Herzog noted that given the Third Army's desperate situation, in terms of being cut off from re-supply and reassertion of Israeli air superiority, the destruction of the Third Army was inevitable and could have been achieved within a very brief period. Shazly himself described the Third Army's plight as "desperate" and classified its encirclement as a "catastrophe that was too big to hide". He further noted that, "the fate of the Egyptian Third Army was in the hands of Israel. Once the Third Army was encircled by Israeli troops every bit of bread to be sent to our men was paid for by meeting Israeli demands."

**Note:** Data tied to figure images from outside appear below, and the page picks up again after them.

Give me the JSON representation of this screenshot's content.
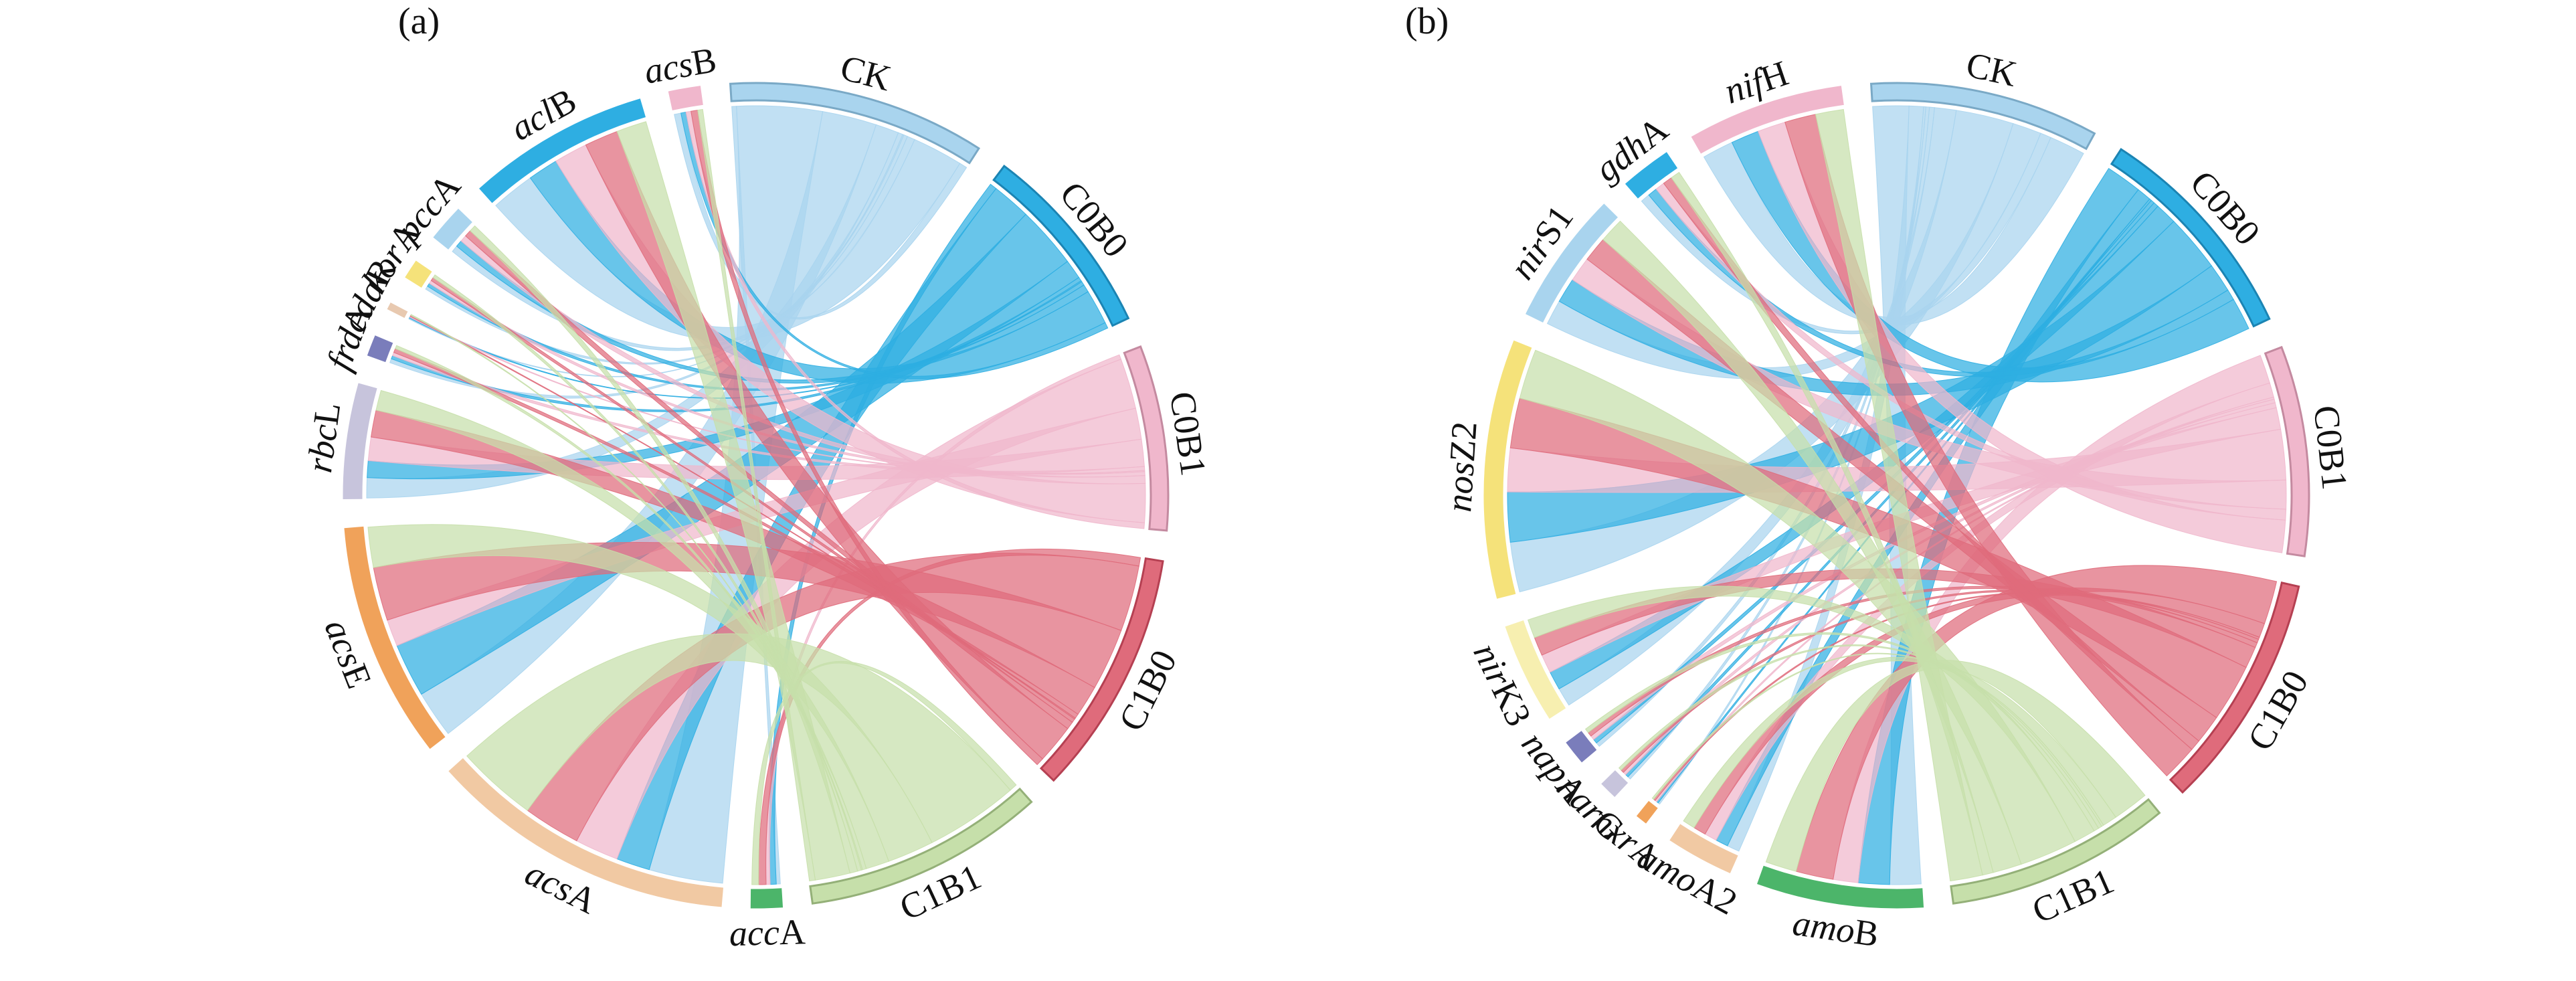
{
  "chart_data": [
    {
      "type": "chord",
      "panel_label": "(a)",
      "treatments": [
        {
          "name": "CK",
          "color": "#a9d4ee",
          "stroke": "#7aa9c6"
        },
        {
          "name": "C0B0",
          "color": "#2eaee2",
          "stroke": "#1b84b3"
        },
        {
          "name": "C0B1",
          "color": "#f0b7cc",
          "stroke": "#c48aa0"
        },
        {
          "name": "C1B0",
          "color": "#df6b7b",
          "stroke": "#b54052"
        },
        {
          "name": "C1B1",
          "color": "#c6dfaa",
          "stroke": "#94b078"
        }
      ],
      "genes": [
        {
          "italic": "acc",
          "plain": "A",
          "color": "#4cb56a",
          "values": [
            0.12,
            0.18,
            0.12,
            0.22,
            0.2
          ]
        },
        {
          "italic": "acs",
          "plain": "A",
          "color": "#f1c9a3",
          "values": [
            2.2,
            1.0,
            1.3,
            1.7,
            2.4
          ]
        },
        {
          "italic": "acs",
          "plain": "E",
          "color": "#f0a25a",
          "values": [
            1.4,
            1.6,
            0.8,
            1.6,
            1.2
          ]
        },
        {
          "italic": "rbc",
          "plain": "L",
          "color": "#c7c4dc",
          "values": [
            0.6,
            0.5,
            0.7,
            0.8,
            0.6
          ]
        },
        {
          "italic": "frd",
          "plain": "A",
          "color": "#7a7dbb",
          "values": [
            0.12,
            0.1,
            0.1,
            0.12,
            0.1
          ]
        },
        {
          "italic": "cda",
          "plain": "R",
          "color": "#e8c9b0",
          "values": [
            0.03,
            0.03,
            0.03,
            0.03,
            0.03
          ]
        },
        {
          "italic": "kor",
          "plain": "A",
          "color": "#f5e27a",
          "values": [
            0.1,
            0.1,
            0.1,
            0.1,
            0.1
          ]
        },
        {
          "italic": "pcc",
          "plain": "A",
          "color": "#a9d4ee",
          "values": [
            0.2,
            0.2,
            0.2,
            0.2,
            0.2
          ]
        },
        {
          "italic": "acl",
          "plain": "B",
          "color": "#2eaee2",
          "values": [
            1.3,
            0.9,
            1.0,
            1.0,
            0.9
          ]
        },
        {
          "italic": "acs",
          "plain": "B",
          "color": "#f0b7cc",
          "values": [
            0.2,
            0.15,
            0.15,
            0.2,
            0.15
          ]
        }
      ]
    },
    {
      "type": "chord",
      "panel_label": "(b)",
      "treatments": [
        {
          "name": "CK",
          "color": "#a9d4ee",
          "stroke": "#7aa9c6"
        },
        {
          "name": "C0B0",
          "color": "#2eaee2",
          "stroke": "#1b84b3"
        },
        {
          "name": "C0B1",
          "color": "#f0b7cc",
          "stroke": "#c48aa0"
        },
        {
          "name": "C1B0",
          "color": "#df6b7b",
          "stroke": "#b54052"
        },
        {
          "name": "C1B1",
          "color": "#c6dfaa",
          "stroke": "#94b078"
        }
      ],
      "genes": [
        {
          "italic": "amo",
          "plain": "B",
          "color": "#4cb56a",
          "values": [
            0.5,
            0.5,
            0.4,
            0.6,
            0.5
          ]
        },
        {
          "italic": "amo",
          "plain": "A2",
          "color": "#f1c9a3",
          "values": [
            0.2,
            0.2,
            0.2,
            0.2,
            0.2
          ]
        },
        {
          "italic": "nxr",
          "plain": "A",
          "color": "#f0a25a",
          "values": [
            0.03,
            0.03,
            0.03,
            0.03,
            0.03
          ]
        },
        {
          "italic": "nar",
          "plain": "G",
          "color": "#c7c4dc",
          "values": [
            0.05,
            0.05,
            0.05,
            0.05,
            0.05
          ]
        },
        {
          "italic": "nap",
          "plain": "A",
          "color": "#7a7dbb",
          "values": [
            0.07,
            0.07,
            0.07,
            0.07,
            0.07
          ]
        },
        {
          "italic": "nir",
          "plain": "K3",
          "color": "#f7efb0",
          "values": [
            0.3,
            0.3,
            0.3,
            0.3,
            0.3
          ]
        },
        {
          "italic": "nos",
          "plain": "Z2",
          "color": "#f5e27a",
          "values": [
            0.8,
            0.8,
            0.7,
            0.8,
            0.8
          ]
        },
        {
          "italic": "nir",
          "plain": "S1",
          "color": "#a9d4ee",
          "values": [
            0.4,
            0.4,
            0.4,
            0.4,
            0.4
          ]
        },
        {
          "italic": "gdh",
          "plain": "A",
          "color": "#2eaee2",
          "values": [
            0.15,
            0.15,
            0.15,
            0.15,
            0.15
          ]
        },
        {
          "italic": "nif",
          "plain": "H",
          "color": "#f0b7cc",
          "values": [
            0.5,
            0.45,
            0.45,
            0.5,
            0.45
          ]
        }
      ]
    }
  ]
}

Shortly before the ceasefire came into effect, an Israeli tank battalion advanced into Adabiya, and took it with support from the
Israeli Navy. Some 1,500 Egyptian prisoners were taken, and about a hundred Egyptian soldiers assembled just south of Adabiya, where they held out against the Israelis. The Israelis also conducted their third and final incursion into Suez. They made some gains, but failed to break into the city center. As a result, the city was partitioned down the main street, with the Egyptians holding the city center and the Israelis controlling the outskirts, port installations and oil refinery, effectively surrounding the Egyptian defenders.